Saint-Ouen Luttes
ALSTOM SAINT-OUEN
« Sortir de l'usine, voilà ce qu'il faut faire »
Bruxelles - 10 avril
J'étais à la manif européenne des Alstom. Des usines de six pays étaient représentées Angleterre, Belgique, Allemagne, Espagne, France, Italie. Ce que je retiendrai surtout de cette journée, c'est ce que m'ont raconté les gars de Lys-lez-Lannois. Je crois que c'était eux, proportionnellement, les plus nombreux à la manif: 216 pour une usine de 330 personnes, c'est beaucoup. Plus que Saint-Ouen (un car) et La Courneuve (trois cars). I1 faut dire que leur boîte est menacée de fermeture. L'Alstom cherche un repreneur ! (Ils fabriquent des chaudières pour centrales et usines d'incinération). Ils me racontaient qu'en 1992, ils ont fait plusieurs semaines de grève contre des licenciements. Assemblée générale tous les matins, et, chaque jour, "visite" de boîtes : La Lainière, La Redoute, etc. A l'époque, ils s'appelaient Stein Industrie. Et ils ont fait parler d'eux, ils ont gagné la sympathie de beaucoup de travailleurs, mais sans plus. Actuellement, ils visent l'union avec deux autres boîtes relativement proches, frappées elles aussi par des plans "sociaux" : Claes-Poclain (machines agricoles) et Unilever. Là, ce sera vraiment une unité de lutte. En plus, le climat social n'est plus tout à fait le même : nous sommes dans l'après novembre décembre 1995. Le secteur public bouge (profs, hôpitaux, Impôts, Poste, etc.).
Un petit risque d'extension dans le secteur privé, il n'a que ça qui pourrait leur faire peur, au patronat comme au gouvernement. Que des travailleurs menacés de licenciements réagissent, c'est normal, pour eux. Qu'il faille cracher quelques millions pour faire passer la pilule, c'est inévitable. Qu'il y ait des dégâts matériels, même, peu importe, les assurances assurent. Mais que le mouvement de lutte commence à s'étendre, ça, c'est inquiétant ! Les Lys-lez-Lannoy ont la bonne tactique. Et ils ont pour eux un climat favorable.
Saint-0uen - ll avril
Nous faisons d'abord un tour dans les ateliers (de TSO, transformateurs Saint-0uen), ce qui nous permet de constater qu'il n'y a presque plus personne à travailler.
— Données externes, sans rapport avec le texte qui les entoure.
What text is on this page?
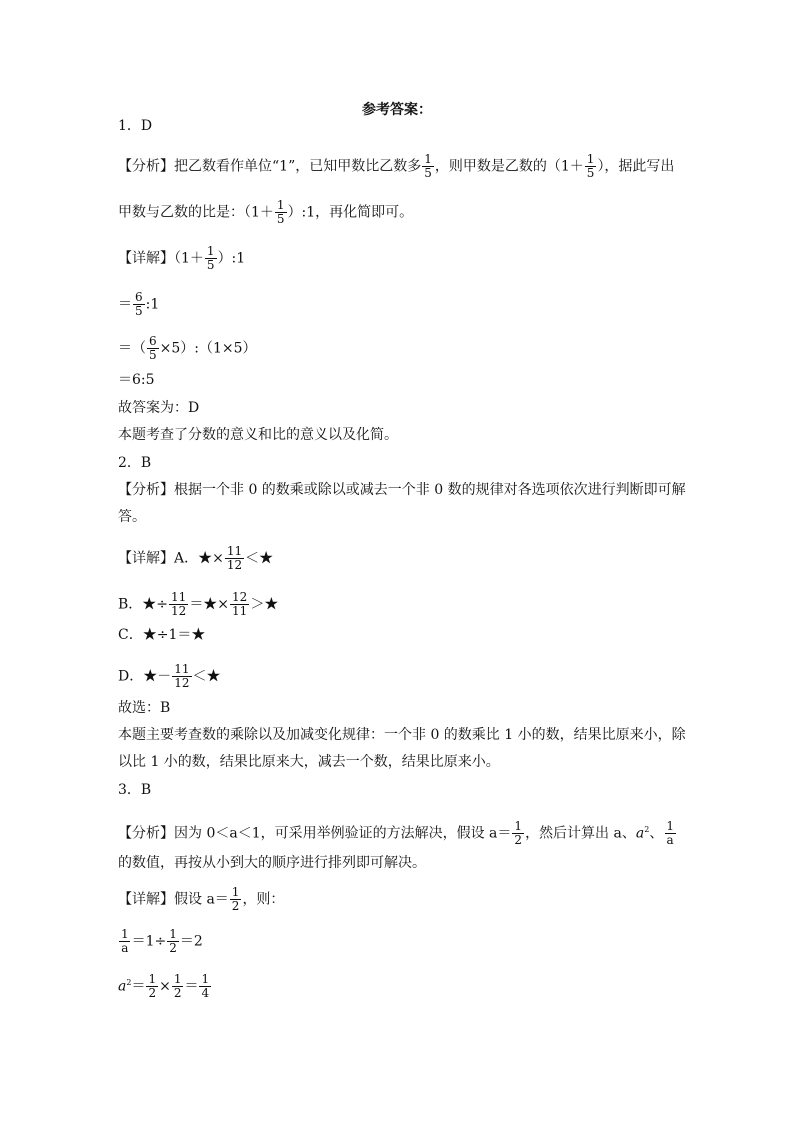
参考答案：
1．D
【分析】把乙数看作单位“1”，已知甲数比乙数多 $\frac{1}{5}$ ，则甲数是乙数的（$1+ \frac{1}{5}$ ），据此写出
甲数与乙数的比是：（$1+ \frac{1}{5}$ ）:1，再化简即可。
【详解】（$1+ \frac{1}{5}$ ）:1
＝ $\frac{6}{5}$ :1
＝（ $\frac{6}{5}$ ×5）:（1×5）
＝6:5
故答案为：D
本题考查了分数的意义和比的意义以及化简。
2．B
【分析】根据一个非 0 的数乘或除以或减去一个非 0 数的规律对各选项依次进行判断即可解
答。
【详解】A．★× $\frac{11}{12}$ ＜★
B．★÷ $\frac{11}{12}$ ＝★× $\frac{12}{11}$ ＞★
C．★÷1＝★
D．★－ $\frac{11}{12}$ ＜★
故选：B
本题主要考查数的乘除以及加减变化规律：一个非 0 的数乘比 1 小的数，结果比原来小，除
以比 1 小的数，结果比原来大，减去一个数，结果比原来小。
3．B
【分析】因为 0＜a＜1，可采用举例验证的方法解决，假设 $a= \frac{1}{2}$ ，然后计算出 a、$a^2$、 $\frac{1}{a}$
的数值，再按从小到大的顺序进行排列即可解决。
【详解】假设 $a= \frac{1}{2}$ ，则：
$\frac{1}{a} =1\div \frac{1}{2} =2$
$a^2= \frac{1}{2} \times \frac{1}{2} = \frac{1}{4}$
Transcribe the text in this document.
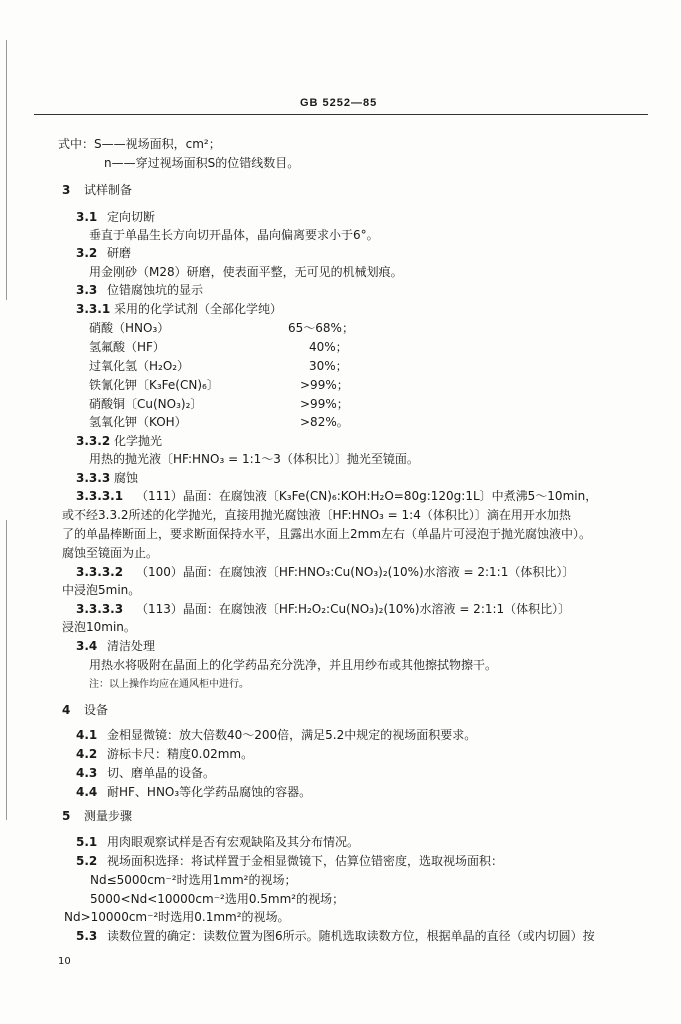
GB 5252—85
式中：S——视场面积，cm²；
n——穿过视场面积S的位错线数目。
3 试样制备
3.1 定向切断
垂直于单晶生长方向切开晶体，晶向偏离要求小于6°。
3.2 研磨
用金刚砂（M28）研磨，使表面平整，无可见的机械划痕。
3.3 位错腐蚀坑的显示
3.3.1 采用的化学试剂（全部化学纯）
硝酸（HNO₃）	65～68%；
氢氟酸（HF）	40%；
过氧化氢（H₂O₂）	30%；
铁氰化钾〔K₃Fe(CN)₆〕	>99%；
硝酸铜〔Cu(NO₃)₂〕	>99%；
氢氧化钾（KOH）	>82%。
3.3.2 化学抛光
用热的抛光液〔HF:HNO₃ = 1:1～3（体积比）〕抛光至镜面。
3.3.3 腐蚀
3.3.3.1 （111）晶面：在腐蚀液〔K₃Fe(CN)₆:KOH:H₂O=80g:120g:1L〕中煮沸5～10min，
或不经3.3.2所述的化学抛光，直接用抛光腐蚀液〔HF:HNO₃ = 1:4（体积比）〕滴在用开水加热
了的单晶棒断面上，要求断面保持水平，且露出水面上2mm左右（单晶片可浸泡于抛光腐蚀液中）。
腐蚀至镜面为止。
3.3.3.2 （100）晶面：在腐蚀液〔HF:HNO₃:Cu(NO₃)₂(10%)水溶液 = 2:1:1（体积比）〕
中浸泡5min。
3.3.3.3 （113）晶面：在腐蚀液〔HF:H₂O₂:Cu(NO₃)₂(10%)水溶液 = 2:1:1（体积比）〕
浸泡10min。
3.4 清洁处理
用热水将吸附在晶面上的化学药品充分洗净，并且用纱布或其他擦拭物擦干。
注：以上操作均应在通风柜中进行。
4 设备
4.1 金相显微镜：放大倍数40～200倍，满足5.2中规定的视场面积要求。
4.2 游标卡尺：精度0.02mm。
4.3 切、磨单晶的设备。
4.4 耐HF、HNO₃等化学药品腐蚀的容器。
5 测量步骤
5.1 用肉眼观察试样是否有宏观缺陷及其分布情况。
5.2 视场面积选择：将试样置于金相显微镜下，估算位错密度，选取视场面积：
Nd≤5000cm⁻²时选用1mm²的视场；
5000<Nd<10000cm⁻²选用0.5mm²的视场；
Nd>10000cm⁻²时选用0.1mm²的视场。
5.3 读数位置的确定：读数位置为图6所示。随机选取读数方位，根据单晶的直径（或内切圆）按
10
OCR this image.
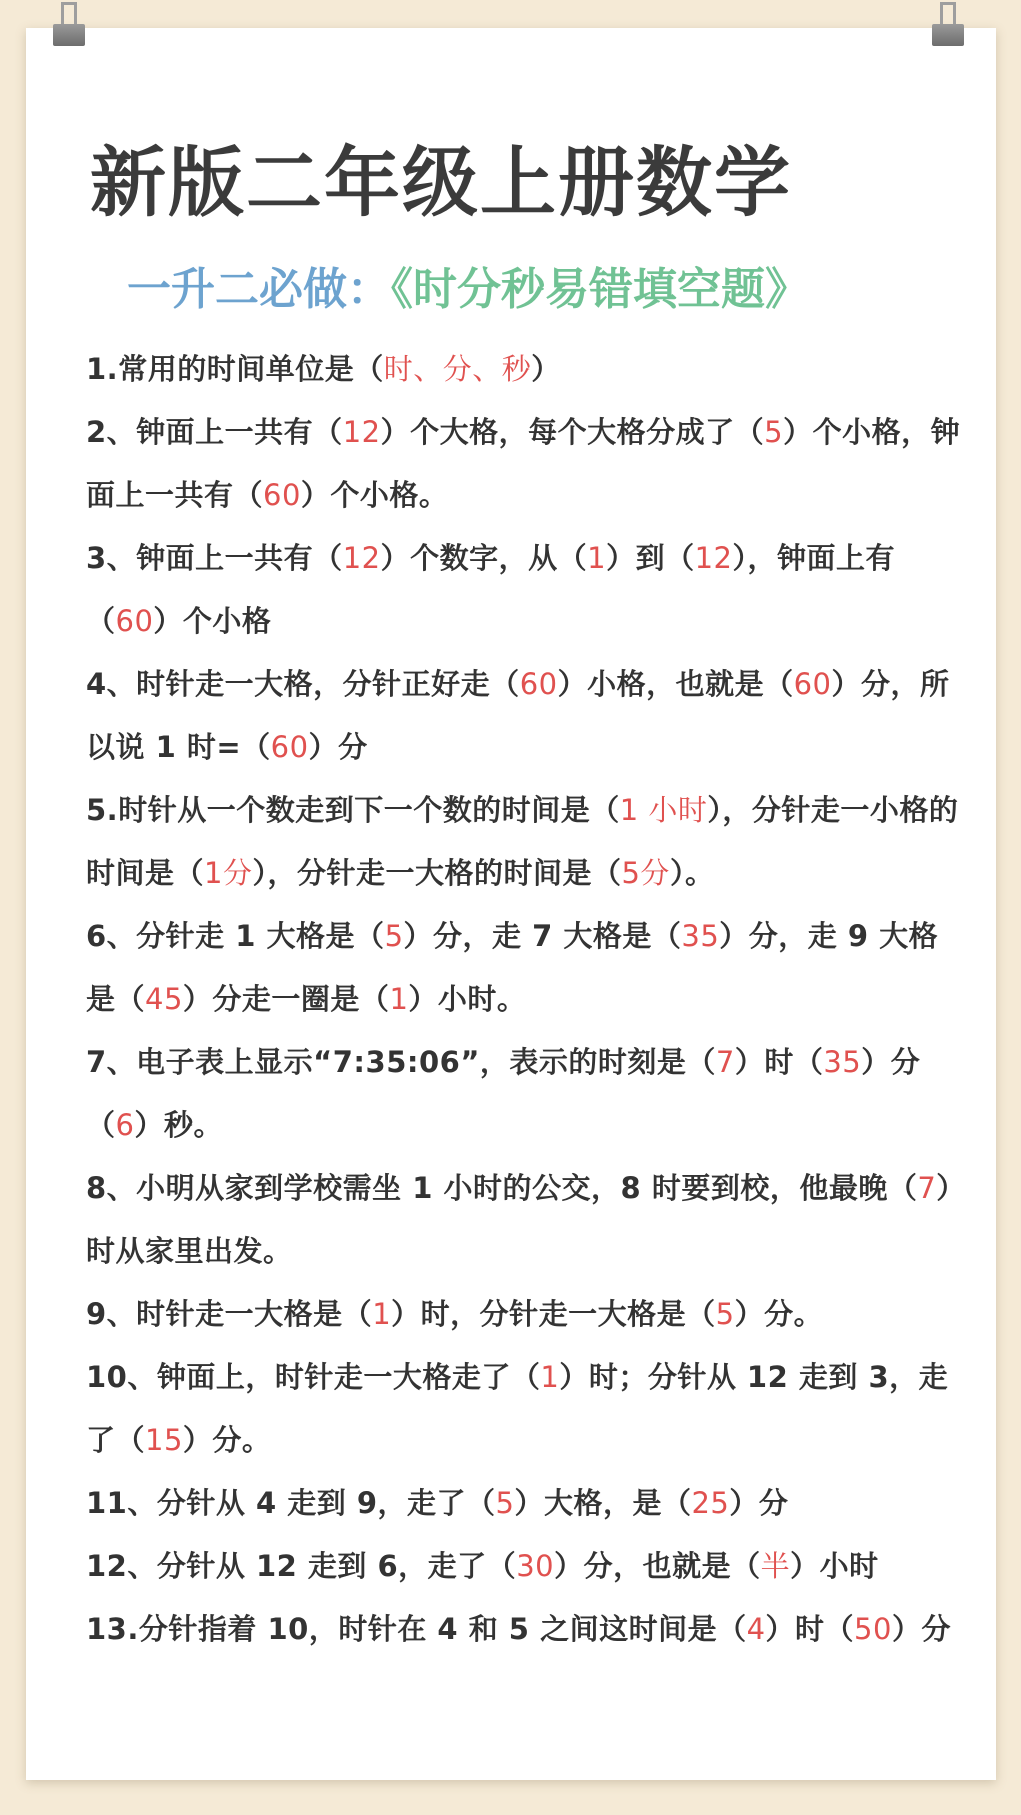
新版二年级上册数学
一升二必做：《时分秒易错填空题》

1.常用的时间单位是（时、分、秒）

2、钟面上一共有（12）个大格，每个大格分成了（5）个小格，钟面上一共有（60）个小格。

3、钟面上一共有（12）个数字，从（1）到（12），钟面上有（60）个小格

4、时针走一大格，分针正好走（60）小格，也就是（60）分，所以说 1 时=（60）分

5.时针从一个数走到下一个数的时间是（1 小时），分针走一小格的时间是（1分），分针走一大格的时间是（5分）。

6、分针走 1 大格是（5）分，走 7 大格是（35）分，走 9 大格是（45）分走一圈是（1）小时。

7、电子表上显示“7:35:06”，表示的时刻是（7）时（35）分（6）秒。

8、小明从家到学校需坐 1 小时的公交，8 时要到校，他最晚（7）时从家里出发。

9、时针走一大格是（1）时，分针走一大格是（5）分。

10、钟面上，时针走一大格走了（1）时；分针从 12 走到 3，走了（15）分。

11、分针从 4 走到 9，走了（5）大格，是（25）分

12、分针从 12 走到 6，走了（30）分，也就是（半）小时

13.分针指着 10，时针在 4 和 5 之间这时间是（4）时（50）分
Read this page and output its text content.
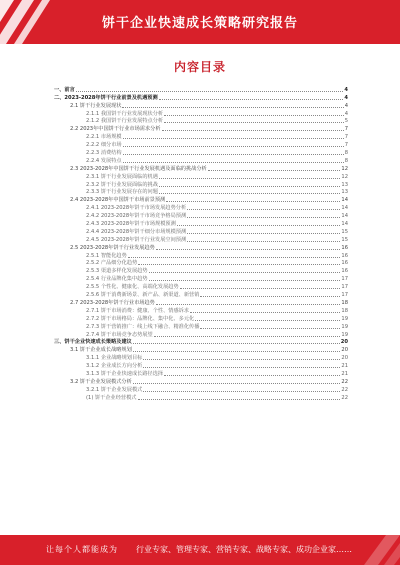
饼干企业快速成长策略研究报告
内容目录
一、前言	4
二、2023-2028年饼干行业前景及机遇预测	4
2.1 饼干行业发展现状	4
2.1.1 我国饼干行业发展现状分析	4
2.1.2 我国饼干行业发展特点分析	5
2.2 2023年中国饼干行业市场需求分析	7
2.2.1 市场规模	7
2.2.2 细分市场	7
2.2.3 消费结构	8
2.2.4 发展特点	8
2.3 2023-2028年中国饼干行业发展机遇及面临的挑战分析	12
2.3.1 饼干行业发展面临的机遇	12
2.3.2 饼干行业发展面临的挑战	13
2.3.3 饼干行业发展存在的问题	13
2.4 2023-2028年中国饼干市场前景预测	14
2.4.1 2023-2028年饼干市场发展趋势分析	14
2.4.2 2023-2028年饼干市场竞争格局预测	14
2.4.3 2023-2028年饼干市场规模预测	14
2.4.4 2023-2028年饼干细分市场规模预测	15
2.4.5 2023-2028年饼干行业发展空间预测	15
2.5 2023-2028年饼干行业发展趋势	16
2.5.1 智能化趋势	16
2.5.2 产品细分化趋势	16
2.5.3 渠道多样化发展趋势	16
2.5.4 行业品牌化集中趋势	17
2.5.5 个性化、健康化、高端化发展趋势	17
2.5.6 饼干消费新场景、新产品、新渠道、新营销	17
2.7 2023-2028年饼干行业市场趋势	18
2.7.1 饼干市场消费：健康、个性、情感诉求	18
2.7.2 饼干市场格局：品牌化、集中化、多元化	19
2.7.3 饼干营销推广：线上线下融合、精准化传播	19
2.7.4 饼干市场竞争态势展望	19
三、饼干企业快速成长策略及建议	20
3.1 饼干企业成长战略规划	20
3.1.1 企业战略规划目标	20
3.1.2 企业成长方向分析	21
3.1.3 饼干企业快速成长路径选择	21
3.2 饼干企业发展模式分析	22
3.2.1 饼干企业发展模式	22
(1) 饼干企业经营模式	22
让每个人都能成为 行业专家、管理专家、营销专家、战略专家、成功企业家……
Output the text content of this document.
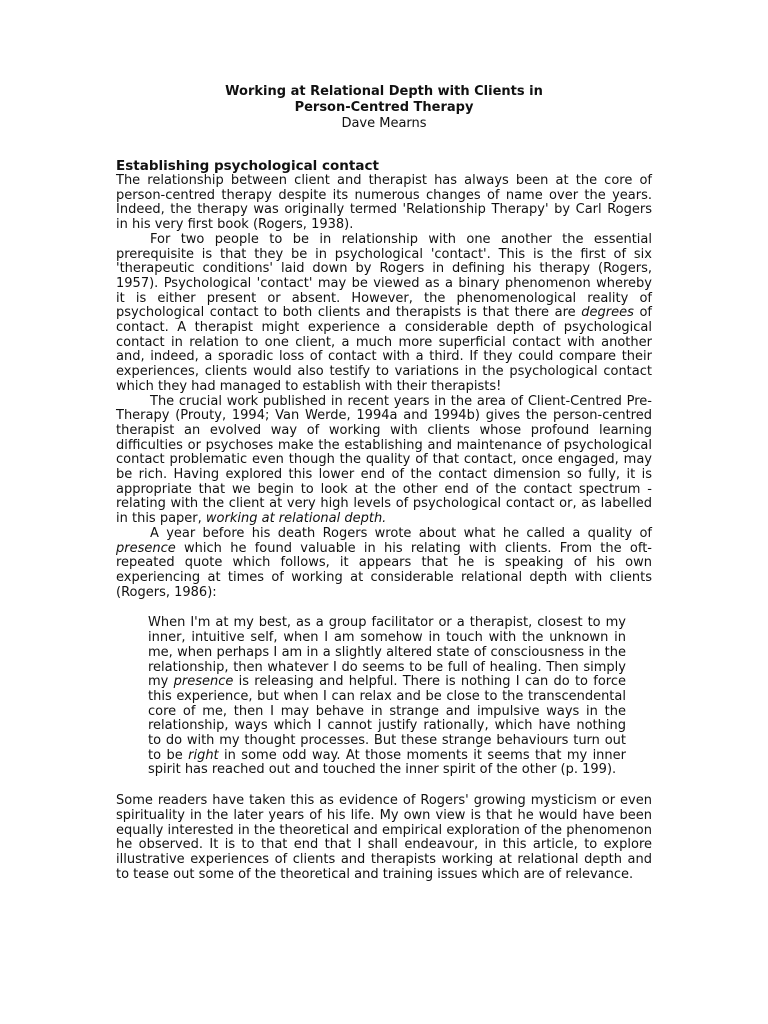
Working at Relational Depth with Clients in
Person-Centred Therapy
Dave Mearns
Establishing psychological contact

The relationship between client and therapist has always been at the core of person-centred therapy despite its numerous changes of name over the years. Indeed, the therapy was originally termed 'Relationship Therapy' by Carl Rogers in his very first book (Rogers, 1938).

For two people to be in relationship with one another the essential prerequisite is that they be in psychological 'contact'. This is the first of six 'therapeutic conditions' laid down by Rogers in defining his therapy (Rogers, 1957). Psychological 'contact' may be viewed as a binary phenomenon whereby it is either present or absent. However, the phenomenological reality of psychological contact to both clients and therapists is that there are degrees of contact. A therapist might experience a considerable depth of psychological contact in relation to one client, a much more superficial contact with another and, indeed, a sporadic loss of contact with a third. If they could compare their experiences, clients would also testify to variations in the psychological contact which they had managed to establish with their therapists!

The crucial work published in recent years in the area of Client-Centred Pre-Therapy (Prouty, 1994; Van Werde, 1994a and 1994b) gives the person-centred therapist an evolved way of working with clients whose profound learning difficulties or psychoses make the establishing and maintenance of psychological contact problematic even though the quality of that contact, once engaged, may be rich. Having explored this lower end of the contact dimension so fully, it is appropriate that we begin to look at the other end of the contact spectrum - relating with the client at very high levels of psychological contact or, as labelled in this paper, working at relational depth.

A year before his death Rogers wrote about what he called a quality of presence which he found valuable in his relating with clients. From the oft-repeated quote which follows, it appears that he is speaking of his own experiencing at times of working at considerable relational depth with clients (Rogers, 1986):

When I'm at my best, as a group facilitator or a therapist, closest to my inner, intuitive self, when I am somehow in touch with the unknown in me, when perhaps I am in a slightly altered state of consciousness in the relationship, then whatever I do seems to be full of healing. Then simply my presence is releasing and helpful. There is nothing I can do to force this experience, but when I can relax and be close to the transcendental core of me, then I may behave in strange and impulsive ways in the relationship, ways which I cannot justify rationally, which have nothing to do with my thought processes. But these strange behaviours turn out to be right in some odd way. At those moments it seems that my inner spirit has reached out and touched the inner spirit of the other (p. 199).

Some readers have taken this as evidence of Rogers' growing mysticism or even spirituality in the later years of his life. My own view is that he would have been equally interested in the theoretical and empirical exploration of the phenomenon he observed. It is to that end that I shall endeavour, in this article, to explore illustrative experiences of clients and therapists working at relational depth and to tease out some of the theoretical and training issues which are of relevance.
Nous descendons l'avenue Gabriel Péri derrière notre banderole jusqu'au marché Ottino. Un retraité de l'atelier Bobinage, audonien, rejoint notre cortège, puis un ouvrier qui vient d'être opéré, puis une chômeuse ! Des tracts sont distribués en expliquant la situation de l'emploi sur le site Alstom, et en invitant à la conférence de presse prévue à la sortie de l'usine demain à 16 heures.
Saint-0uen - 13 avril
Trompette, défilé et distribution de tracts : cette fois, c'est nous qui sommes surpris, dans l'atelier, de voir passer les "extemalisés" de la SIF (Alstom - Signalisation Ferroviaire). Ils sont venus d'Argenteuil et de Saint-Denis. "Réintégration par l'Alstom des 216 salariés externalisés", demande leur tract. "Vendus" par l'Alstom et déménagés de Saint-Ouen en 1998, ils ont démarré leur mouvement de lutte le jour (fin novembre 1999) où leur patron a convoqué les délégués pour annoncer : "Désolé, il y a un petit problème, il n'y a plus d'argent pour verser vos salaires !"
"C'est ça qu'il faut faire, foutre la merde dans les autres boîtes", me dit un jeune qui bosse avec moi. Je ne sais pas si c'est spécialement à l'Alstom ou à Saint-Ouen, mais cette semaine, le vent qui soufflait poussait à sortir de l'usine pour rencontrer les autres travailleurs, pour partager notre mécontentement.
Loïc
Rectificatif : dans l'article sur l'Alstom de SOL n°2, le lecteur aura corrigé de lui-même, ABB-Alstom-Power compte 54 000 salariés et non 54 et avec les salariés de l'Alstom cela fait au total 145 000 salariés et non 145.